Devall's voice was heard across Canada as Jim Perry's announcer on many of his game shows, including Definition, Headline Hunters and Eye Bet. As well. he appeared in Ford television commercials on the popular Hockey Night in Canada program. In 1975, Devall was offered a hosting position with ABC's Good Morning America; he turned down the offer and remained with CFTO-TV. While at the station, he also served as a continuity announcer, voicing promos, bumpers, program intros and outros, station IDs and the nightly sign-off sequence.

Despite various new weathercasters joining the station, Devall remained the chief weather presenter at CFTO until his retirement, and also appeared daily on co-owned CTV Newsnet to present the national weather forecast. His funny antics have made him popular with Toronto viewers. During his early years at the station, he presented the weather forecast from behind a clear acrylic glass weather map, which necessitated writing backwards with a grease pencil. After electronically generated weather maps were introduced, he continued the tradition with a single daily weather word.

Devall was made an honorary colonel of the Canadian Forces Squadron 436 at CFB Trenton in February 2007.

==Retirement==
Devall retired on April 3, 2009. Two days earlier, it had been announced that Devall had set the newly created Guinness World Record for the "longest career as a weather forecaster" at 48 years, 2 months, and 27 days. That record was surpassed by fellow Canadian broadcast weather forecaster Peter Coade in 2013.

As part of his send-off, CFTO and the City of Toronto announced that the roadway leading to CTV's Toronto studios, Channel Nine Court, had been temporarily renamed "Dave Devall Way" in his honour.

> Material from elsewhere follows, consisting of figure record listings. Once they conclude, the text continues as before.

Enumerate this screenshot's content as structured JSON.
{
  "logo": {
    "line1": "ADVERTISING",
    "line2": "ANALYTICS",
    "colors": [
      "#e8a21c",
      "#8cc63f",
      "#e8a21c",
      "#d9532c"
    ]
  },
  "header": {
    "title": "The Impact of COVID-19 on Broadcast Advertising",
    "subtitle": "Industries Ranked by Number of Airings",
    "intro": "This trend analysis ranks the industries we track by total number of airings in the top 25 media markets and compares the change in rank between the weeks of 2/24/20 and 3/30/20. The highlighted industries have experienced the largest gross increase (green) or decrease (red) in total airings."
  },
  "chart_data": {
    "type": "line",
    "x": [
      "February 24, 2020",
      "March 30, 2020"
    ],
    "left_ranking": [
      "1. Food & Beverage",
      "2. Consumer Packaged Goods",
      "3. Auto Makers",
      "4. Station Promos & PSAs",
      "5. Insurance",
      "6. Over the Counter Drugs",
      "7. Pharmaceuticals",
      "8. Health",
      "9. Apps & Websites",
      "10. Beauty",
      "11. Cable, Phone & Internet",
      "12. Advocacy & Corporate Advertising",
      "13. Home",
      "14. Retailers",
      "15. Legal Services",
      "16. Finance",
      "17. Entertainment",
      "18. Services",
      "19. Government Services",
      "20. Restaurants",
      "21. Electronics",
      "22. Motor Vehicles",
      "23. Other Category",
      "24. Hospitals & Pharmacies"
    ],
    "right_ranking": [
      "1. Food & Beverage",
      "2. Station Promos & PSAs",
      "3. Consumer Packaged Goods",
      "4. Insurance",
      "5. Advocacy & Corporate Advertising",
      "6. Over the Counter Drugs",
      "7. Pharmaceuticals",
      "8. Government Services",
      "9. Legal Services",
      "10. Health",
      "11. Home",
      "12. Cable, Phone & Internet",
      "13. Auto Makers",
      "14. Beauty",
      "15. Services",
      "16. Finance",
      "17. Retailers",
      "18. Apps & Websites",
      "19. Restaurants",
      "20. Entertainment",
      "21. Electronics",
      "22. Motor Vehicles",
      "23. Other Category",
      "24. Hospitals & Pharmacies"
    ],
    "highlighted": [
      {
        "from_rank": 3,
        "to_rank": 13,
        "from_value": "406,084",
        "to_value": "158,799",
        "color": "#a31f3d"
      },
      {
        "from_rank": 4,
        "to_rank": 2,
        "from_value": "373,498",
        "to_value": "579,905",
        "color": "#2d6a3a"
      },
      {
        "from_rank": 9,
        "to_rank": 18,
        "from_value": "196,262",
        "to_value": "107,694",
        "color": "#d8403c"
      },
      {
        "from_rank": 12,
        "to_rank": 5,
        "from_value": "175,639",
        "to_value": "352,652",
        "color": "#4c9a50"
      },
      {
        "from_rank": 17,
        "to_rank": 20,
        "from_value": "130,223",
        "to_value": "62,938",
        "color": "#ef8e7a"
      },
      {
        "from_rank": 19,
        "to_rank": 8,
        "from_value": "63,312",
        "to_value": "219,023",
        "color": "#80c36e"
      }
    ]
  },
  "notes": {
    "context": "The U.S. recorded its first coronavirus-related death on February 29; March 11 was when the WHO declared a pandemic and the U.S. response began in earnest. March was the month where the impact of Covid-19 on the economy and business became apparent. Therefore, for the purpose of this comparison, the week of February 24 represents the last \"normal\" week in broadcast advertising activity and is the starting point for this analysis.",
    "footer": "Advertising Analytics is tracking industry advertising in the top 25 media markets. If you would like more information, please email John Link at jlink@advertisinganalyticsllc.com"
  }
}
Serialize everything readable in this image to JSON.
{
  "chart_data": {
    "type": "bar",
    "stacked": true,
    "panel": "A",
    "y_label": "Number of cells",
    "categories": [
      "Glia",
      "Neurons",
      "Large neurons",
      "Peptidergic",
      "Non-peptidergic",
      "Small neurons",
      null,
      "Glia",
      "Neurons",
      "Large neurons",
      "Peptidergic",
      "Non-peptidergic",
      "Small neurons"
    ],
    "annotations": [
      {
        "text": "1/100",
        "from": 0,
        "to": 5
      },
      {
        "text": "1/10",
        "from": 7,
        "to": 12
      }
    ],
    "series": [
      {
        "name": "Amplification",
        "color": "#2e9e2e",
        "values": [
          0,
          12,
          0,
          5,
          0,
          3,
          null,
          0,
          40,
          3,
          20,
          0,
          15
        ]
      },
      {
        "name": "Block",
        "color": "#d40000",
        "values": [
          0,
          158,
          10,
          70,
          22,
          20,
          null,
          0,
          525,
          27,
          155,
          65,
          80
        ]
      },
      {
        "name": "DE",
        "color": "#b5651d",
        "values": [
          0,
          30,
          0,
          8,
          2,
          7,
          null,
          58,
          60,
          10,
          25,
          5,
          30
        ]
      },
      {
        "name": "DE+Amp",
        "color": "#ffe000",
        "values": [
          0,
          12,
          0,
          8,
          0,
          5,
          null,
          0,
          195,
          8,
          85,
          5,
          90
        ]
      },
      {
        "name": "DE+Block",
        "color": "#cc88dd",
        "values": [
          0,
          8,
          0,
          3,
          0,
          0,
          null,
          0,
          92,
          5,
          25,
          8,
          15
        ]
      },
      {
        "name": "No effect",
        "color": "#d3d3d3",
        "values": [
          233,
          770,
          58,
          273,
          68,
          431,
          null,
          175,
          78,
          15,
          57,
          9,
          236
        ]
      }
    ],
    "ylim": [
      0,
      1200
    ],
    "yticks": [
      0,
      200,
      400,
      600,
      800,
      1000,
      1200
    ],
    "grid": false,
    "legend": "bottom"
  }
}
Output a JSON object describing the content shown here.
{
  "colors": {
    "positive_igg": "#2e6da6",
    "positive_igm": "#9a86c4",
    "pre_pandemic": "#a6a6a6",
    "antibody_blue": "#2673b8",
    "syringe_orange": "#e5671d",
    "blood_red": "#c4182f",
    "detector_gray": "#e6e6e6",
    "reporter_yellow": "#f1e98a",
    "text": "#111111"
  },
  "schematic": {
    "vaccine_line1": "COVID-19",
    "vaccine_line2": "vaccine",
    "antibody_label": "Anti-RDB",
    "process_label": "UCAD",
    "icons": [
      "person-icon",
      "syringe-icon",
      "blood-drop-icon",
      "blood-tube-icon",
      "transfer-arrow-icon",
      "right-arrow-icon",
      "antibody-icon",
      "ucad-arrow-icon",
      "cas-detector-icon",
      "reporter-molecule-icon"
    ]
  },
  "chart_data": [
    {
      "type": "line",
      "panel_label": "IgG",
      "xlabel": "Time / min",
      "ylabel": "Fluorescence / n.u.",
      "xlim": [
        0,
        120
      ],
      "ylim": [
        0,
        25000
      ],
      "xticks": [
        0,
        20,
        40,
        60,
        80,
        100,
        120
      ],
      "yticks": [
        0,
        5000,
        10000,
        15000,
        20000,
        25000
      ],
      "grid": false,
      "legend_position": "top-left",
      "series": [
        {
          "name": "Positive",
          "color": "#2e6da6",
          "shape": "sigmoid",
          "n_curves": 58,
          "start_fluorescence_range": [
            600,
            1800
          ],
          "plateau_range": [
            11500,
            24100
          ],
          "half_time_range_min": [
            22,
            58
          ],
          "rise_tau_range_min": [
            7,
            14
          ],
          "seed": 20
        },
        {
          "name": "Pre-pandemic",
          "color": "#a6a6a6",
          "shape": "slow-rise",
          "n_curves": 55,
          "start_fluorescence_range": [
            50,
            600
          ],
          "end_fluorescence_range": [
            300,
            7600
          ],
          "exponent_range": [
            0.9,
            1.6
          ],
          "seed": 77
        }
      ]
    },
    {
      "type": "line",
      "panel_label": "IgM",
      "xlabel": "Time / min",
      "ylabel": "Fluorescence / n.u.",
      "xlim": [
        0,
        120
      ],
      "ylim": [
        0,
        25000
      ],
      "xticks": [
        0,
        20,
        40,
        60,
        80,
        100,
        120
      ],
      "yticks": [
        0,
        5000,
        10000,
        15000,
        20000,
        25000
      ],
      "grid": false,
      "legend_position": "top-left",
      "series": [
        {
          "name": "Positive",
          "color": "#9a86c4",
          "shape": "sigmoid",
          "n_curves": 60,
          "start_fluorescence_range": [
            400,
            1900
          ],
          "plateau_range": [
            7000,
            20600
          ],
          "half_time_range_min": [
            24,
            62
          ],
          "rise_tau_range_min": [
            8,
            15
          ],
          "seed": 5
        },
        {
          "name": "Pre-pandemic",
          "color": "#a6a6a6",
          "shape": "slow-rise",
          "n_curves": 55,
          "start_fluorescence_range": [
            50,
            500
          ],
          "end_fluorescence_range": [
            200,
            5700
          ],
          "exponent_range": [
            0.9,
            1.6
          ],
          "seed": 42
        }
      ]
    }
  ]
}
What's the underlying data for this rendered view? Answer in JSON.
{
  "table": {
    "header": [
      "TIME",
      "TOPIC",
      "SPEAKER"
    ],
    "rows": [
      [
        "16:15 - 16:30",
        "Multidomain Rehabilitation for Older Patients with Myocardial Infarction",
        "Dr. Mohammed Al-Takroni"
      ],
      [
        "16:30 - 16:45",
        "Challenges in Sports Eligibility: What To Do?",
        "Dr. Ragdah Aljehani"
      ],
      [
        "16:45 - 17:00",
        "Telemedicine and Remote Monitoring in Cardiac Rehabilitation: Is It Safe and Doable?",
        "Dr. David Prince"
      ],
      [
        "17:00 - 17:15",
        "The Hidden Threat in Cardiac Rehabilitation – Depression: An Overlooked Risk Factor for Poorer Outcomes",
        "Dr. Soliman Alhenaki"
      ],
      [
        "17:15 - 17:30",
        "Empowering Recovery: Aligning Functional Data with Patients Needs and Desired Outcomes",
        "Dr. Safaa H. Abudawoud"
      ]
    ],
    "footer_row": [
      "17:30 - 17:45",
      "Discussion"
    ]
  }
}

Following retirement, Devall has made appearances in television commercials for local businesses, including an area Toyota dealership in 2010 and Loblaws in 2011. In July 2012, Devall appeared in a string of commercials for Shoppers Drug Mart.

He was also one of several retired longtime CFTO employees (including the more recent departures of Tom Gibney (2007) and Jim Junkin (2010)) who returned for a retrospective on the station's fiftieth anniversary on December 31, 2010. He appeared briefly at the end of longtime CTV anchor Christine Bentley's final broadcast on September 14, 2012.

One of Devall's major appearances after retiring was as the master of ceremonies for the 2013 Portraits of Honour Juno Beach Dinner Gala, in Cambridge, Ontario. In 2020, Devall was interviewed about his work on Definition for the GameTV documentary series The Search for Canada's Game Shows.